Agricultural Renaissance: Why Community-Supported Farming Matters

Agricultural Renaissance: Why Community-Supported Farming Matters

There is a renaissance in agriculture that is sweeping many countries like the U.S., Canada, and Australia. Many communities have adopted a greener lifestyle and shifted to what is called a Community-Supported Agriculture or CSA. This form of agricultural lifestyle is about a community supporting farmers by connecting them to end-consumers, or those who will buy and eat the produce. It works when a group of residents set up a shop where farmers can drop off produce to sell.

The difference is that community residents subscribe or place in advance orders so that farmers know what and how much vegetables and fruits to bring to the community food store. It works well because it allows farmers to produce the right amount of agricultural products for a specific market or number of confirmed buyers. That saves time and maximizes profit on the part of farmers while ensuring adequate quality food supply to community residents at a fair price that is much lower than what is offered in supermarkets.

Community Agriculture as an Alternative Lifestyle

The CSA movement has also inspired many families and entrepreneurs to try farming as a business and a lifestyle. Several people who fell in love with agriculture left their corporate jobs, moved out of the city, and relocated to live and work in their own food farm in the suburbs and areas that are more remote and suitable to agriculture. In some of these locations, new farming families and entrepreneurs even had to hire a professional vehicle shipping company to bring their car or van to the farm, given its remote location.

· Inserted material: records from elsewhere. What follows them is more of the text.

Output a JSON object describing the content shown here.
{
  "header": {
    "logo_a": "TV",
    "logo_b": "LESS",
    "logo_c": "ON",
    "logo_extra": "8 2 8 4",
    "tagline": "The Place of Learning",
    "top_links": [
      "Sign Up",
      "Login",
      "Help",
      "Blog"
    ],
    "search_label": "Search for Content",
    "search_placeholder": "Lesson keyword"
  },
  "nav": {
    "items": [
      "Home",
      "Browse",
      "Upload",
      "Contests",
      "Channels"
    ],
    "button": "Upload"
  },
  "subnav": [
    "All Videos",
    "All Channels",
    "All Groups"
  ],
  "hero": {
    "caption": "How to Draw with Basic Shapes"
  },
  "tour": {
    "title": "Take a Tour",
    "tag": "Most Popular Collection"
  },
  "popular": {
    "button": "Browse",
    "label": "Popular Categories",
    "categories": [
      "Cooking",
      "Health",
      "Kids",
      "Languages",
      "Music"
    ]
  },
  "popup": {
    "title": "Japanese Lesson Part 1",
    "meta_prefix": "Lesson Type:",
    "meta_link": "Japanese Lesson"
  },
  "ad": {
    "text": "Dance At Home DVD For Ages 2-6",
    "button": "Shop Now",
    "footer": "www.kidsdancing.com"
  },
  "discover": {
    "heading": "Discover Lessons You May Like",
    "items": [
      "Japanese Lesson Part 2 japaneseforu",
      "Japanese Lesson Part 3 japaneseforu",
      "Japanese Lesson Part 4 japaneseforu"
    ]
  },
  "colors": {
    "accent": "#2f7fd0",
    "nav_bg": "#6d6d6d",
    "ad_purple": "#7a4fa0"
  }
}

Benefits of Family and Community Farming

planting lettuce

Despite starting anew in a place far from the city, many who have adopted this alternative way of living swear by its therapeutic effects. Aside from the benefit of finally leaving stress-induced jobs in the city, they get to focus on their health as they do physical work in the open air, all the time very close to nature and far from pollution. The physical exercise they get by just tilling the soil, watering the plants, and picking up the produce is all worth the effort.

Best of all, they get to eat organically grown food that they planted and harvested together as a family. For the first time, they did not have to rely on factory produced, chemically-laden commercially marketed food. Quite consciously, these new farmers have also stayed away from junk food and other harmful products typically sold in the cities. By returning to an agriculture-based lifestyle, they have revived their health and vitality.

As a community, it also benefits the residents enormously as they gradually develop closer social ties that grow into real, deep friendships. In some counties, the neighborhood starts on a community food garden project of their own to supplement what they order from the farmers. In some states, when a group gets permission from the local government, they can use open, vacant public lots as a food garden. There, everyone pitches in to take care of the plants voluntarily. Come harvest time, every household gets a share of the produce.

In clustered communities that maintain their respective food gardens, a barter trade of sorts also happens to enable them to exchange food directly without the need for cash. This alternative system makes the communities a network of mutually supporting groups who are committed to improving their health and ensuring their access to quality, organic food supply.

Since families are involved, the parents also use this opportunity to mentor their children to have a love for nature, respect for the human body, and a desire to lead a healthy lifestyle primarily by choosing to eat clean, organic food.

Changing the Economics of the Food Chain

In many ways, the CSA is a movement that disrupts the prevailing supply-driven food distribution system. When large corporations control the farming, production, harvest, processing, packaging, and commercial sales of food, they control the supply chain from start to end. Thus, the corporations can dictate the price as a giant middleman. That is between the farmers who sell the produce and the buyers who purchase their needs in the supermarkets. In between, the retailer supermarket adds a mark up for its own profit objective.

In many cases today, some fruits and vegetables are even imported from overseas to be supplied to a local market where the same products could be planted and grown at less cost. The imported items, of course, are saturated with chemical preservatives and may have already spent weeks or even months at sea during shipping and a few more weeks at the pier before trucks haul them to the supermarket for selling.

When CSA comes in, the food supply chain becomes shorter, and prices are much less. More and more people are embracing this lifestyle because of its ideals and the practical benefits they can derive from it. Indeed, when farmers and consumers come together, they can develop a system to help each other. In the process, they promote good health, a sound local economy, and a viable livelihood for those who produce our daily food.